Facciamo un piccolo balzo in avanti: a metà degli anni ottanta hai messo su una band insieme a Steve Howe, i GTR. Cosa puoi dirmi di quei giorni, e della fine precoce di quel progetto?
In origine dovevamo solo fare un album insieme, ma presto sembrò che ci sarebbe stata molta attenzione su quel progetto se avessimo creato una vera e propria band, cosa che finimmo per fare. Il gruppo andò molto bene in termini commerciali, ma a mio parere non realizzò il suo potenziale in termini creativi. Penso che la band sia rimasta compromessa sul piano del successo… sì insomma, per me il suo potenziale era davvero interessante, ma non fu capace di esprimerlo, e per questo preferii abbandonarla per dedicarmi ad altro.
Nel mondo della musica in generale, e del rock in particolare, ci sono musicisti che si concentrano esclusivamente sulla dimensione musicale, mentre ce ne sono altri per i quali ha grande rilevanza anche il look, la scenografia, lo stile visivo con cui si presentano al pubblico. Che cosa pensi di questi diversi approcci?
Sono cresciuto in un’era in cui la radio era più potente della televisione, e in cui l’underground era più potente della radio. Personaggi come John Peel avevano molta influenza sulla scena musicale. A quei tempi, era possibile per una band salire alla ribalta dal nulla, come successe per esempio ai Pink Floyd. Per rispondere alla tua domanda, nel mio caso la musica che faccio è molto visiva già di per sé, mira non solo all’orecchio ma anche all’occhio. In generale preferisco musicisti con l’immagine di uno che fa la musica, piuttosto che gente che si preoccupa di seguire le mode con capelli lunghi, capelli corti o niente capelli del tutto…
(a questo punto Steve si scusa e mi fa notare che la mezz’ora di tempo a nostra disposizione è agli sgoccioli, e che subito dopo ha un’altra intervista che lo attende)
Bene, un’ultima domanda: a quando un concerto in Italia?

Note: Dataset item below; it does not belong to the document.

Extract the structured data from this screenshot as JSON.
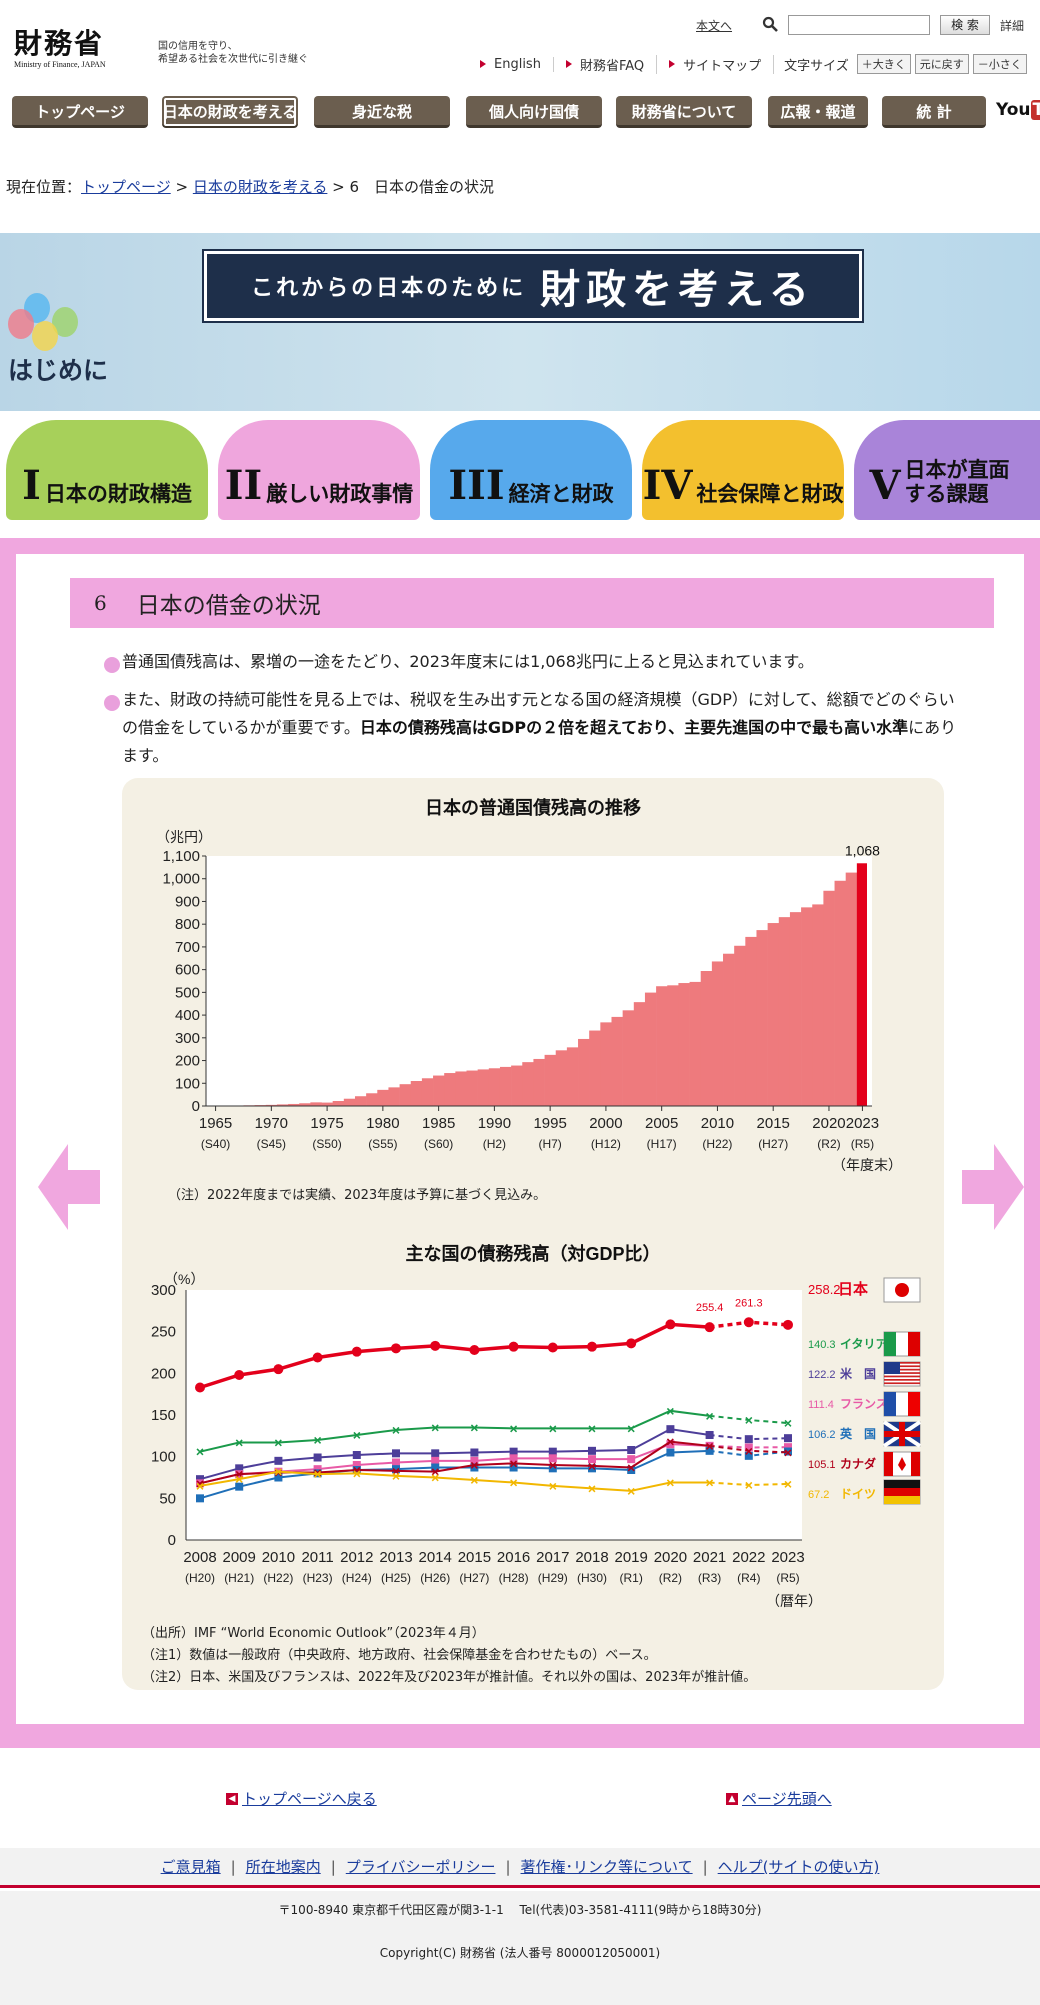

Lo spero, sicuramente in futuro verrò, solo che non so quanto ci vorrà, perché al momento sto seguendo un sacco di progetti, sto facendo dei concerti acustici… quindi non so quando avrò la possibilità di venire in Italia, almeno con la rock band, visto che per ora devo concentrarmi sui lavori in studio, magari girare qualche video… non che faccia dei video particolarmente elaborati o costosi, per me non sono così importanti, non so se mi spiego… sono un animale di un’altra razza, se capisci quel che voglio dire, vengo da un’epoca diversa.
Perfetto, Steve. Avrei avuto molte altre domande da farti, ma il tempo è tiranno. Ti ringrazio, è stato un piacere parlare con te.
Grazie a te Riccardo, il piacere è tutto mio. Un saluto anche ai tuoi lettori!